What is Value Investing?

It is the art and science of looking to acquire $1 worth of assets for a price well below that amount, and sell it, when appropriate, at a higher price.

The key concept is “worth”. It is the inflation-adjusted, time-adjusted net present value of all future earnings from that asset. The future earnings include, of course, the proceeds when the asset is sold, but also any income that the asset generates during the holding period.

The holding period is the time during which the asset is owned by the investor.

Now, the “worth” of an asset is often not easily quantifiable. That is where the art and science, mathematics and intuition, experience and aptitude meet. One has to have a well-grounded idea of not only the elements of value that asset includes (such as expected earnings and its “moat”), but also the environment that influences its quality over time. For example, supply and demand factors play an important role in the equation.

The explanation above is valid for all kinds of assets, ranging from real estate to art. Different assets have different characteristics, attributes and factors influencing their value. These range from the liquidity, replaceability, and transparency of facts that matter.

Among the easiest to evaluate are shares of companies listed in the stock market. One can have access to detailed information about past activities and present standing of the company. These are available in the balance sheet, income (profit and loss) accounts, and cash flow statements. One looks at the historic records of the company as well as its competitors to get a feel of how well the management has been doing. One also studies industry trends to gauge how the company is likely to perform in the future. The investor also judges whether the management of the company has both the integrity and acumen to deliver returns to the shareholders. Accounting practices reveal how conservative and transparent the management is, while remuneration data suggests whether the interests of the management are aligned with the shareholders.

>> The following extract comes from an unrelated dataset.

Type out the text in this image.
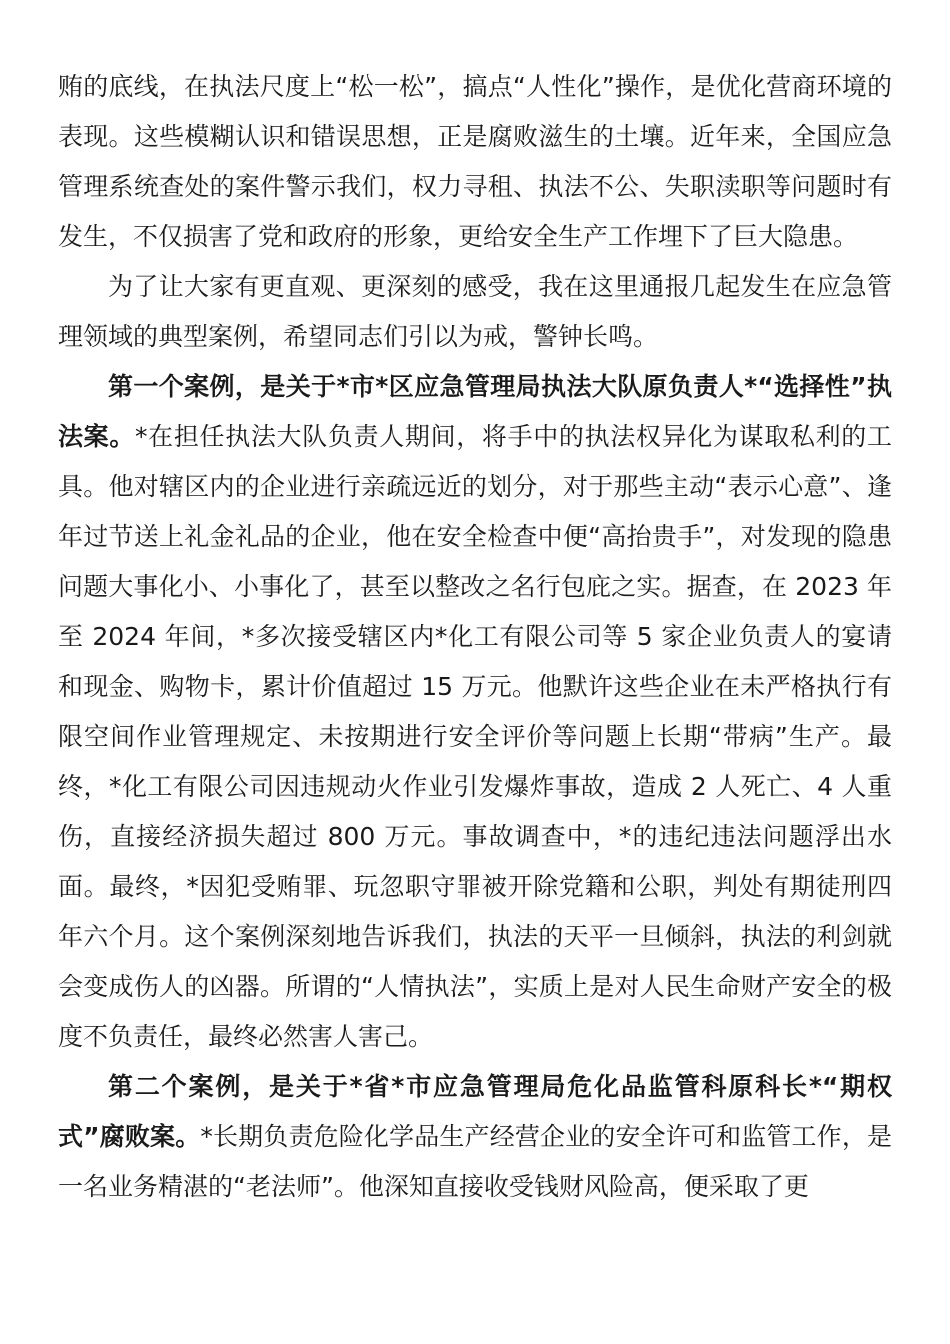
贿的底线，在执法尺度上“松一松”，搞点“人性化”操作，是优化营商环境的表现。这些模糊认识和错误思想，正是腐败滋生的土壤。近年来，全国应急管理系统查处的案件警示我们，权力寻租、执法不公、失职渎职等问题时有发生，不仅损害了党和政府的形象，更给安全生产工作埋下了巨大隐患。

为了让大家有更直观、更深刻的感受，我在这里通报几起发生在应急管理领域的典型案例，希望同志们引以为戒，警钟长鸣。

第一个案例，是关于*市*区应急管理局执法大队原负责人*“选择性”执法案。*在担任执法大队负责人期间，将手中的执法权异化为谋取私利的工具。他对辖区内的企业进行亲疏远近的划分，对于那些主动“表示心意”、逢年过节送上礼金礼品的企业，他在安全检查中便“高抬贵手”，对发现的隐患问题大事化小、小事化了，甚至以整改之名行包庇之实。据查，在 2023 年至 2024 年间，*多次接受辖区内*化工有限公司等 5 家企业负责人的宴请和现金、购物卡，累计价值超过 15 万元。他默许这些企业在未严格执行有限空间作业管理规定、未按期进行安全评价等问题上长期“带病”生产。最终，*化工有限公司因违规动火作业引发爆炸事故，造成 2 人死亡、4 人重伤，直接经济损失超过 800 万元。事故调查中，*的违纪违法问题浮出水面。最终，*因犯受贿罪、玩忽职守罪被开除党籍和公职，判处有期徒刑四年六个月。这个案例深刻地告诉我们，执法的天平一旦倾斜，执法的利剑就会变成伤人的凶器。所谓的“人情执法”，实质上是对人民生命财产安全的极度不负责任，最终必然害人害己。

第二个案例，是关于*省*市应急管理局危化品监管科原科长*“期权式”腐败案。*长期负责危险化学品生产经营企业的安全许可和监管工作，是一名业务精湛的“老法师”。他深知直接收受钱财风险高，便采取了更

Finally, an entire company – which is how the stock investor must view his investment – is meant to be a generative, productive asset. Generative assets are those that produce value during their lifetimes. This includes land, factories, and systems. To that extent, gold is not considered a generative asset – it does not reproduce itself or produce any other material of value.

Note that value investing is a long-term strategy. It requires research, discipline, and patience. Technical analysis, speculation, and jumping in and out of positions in the short term are not part of value investing.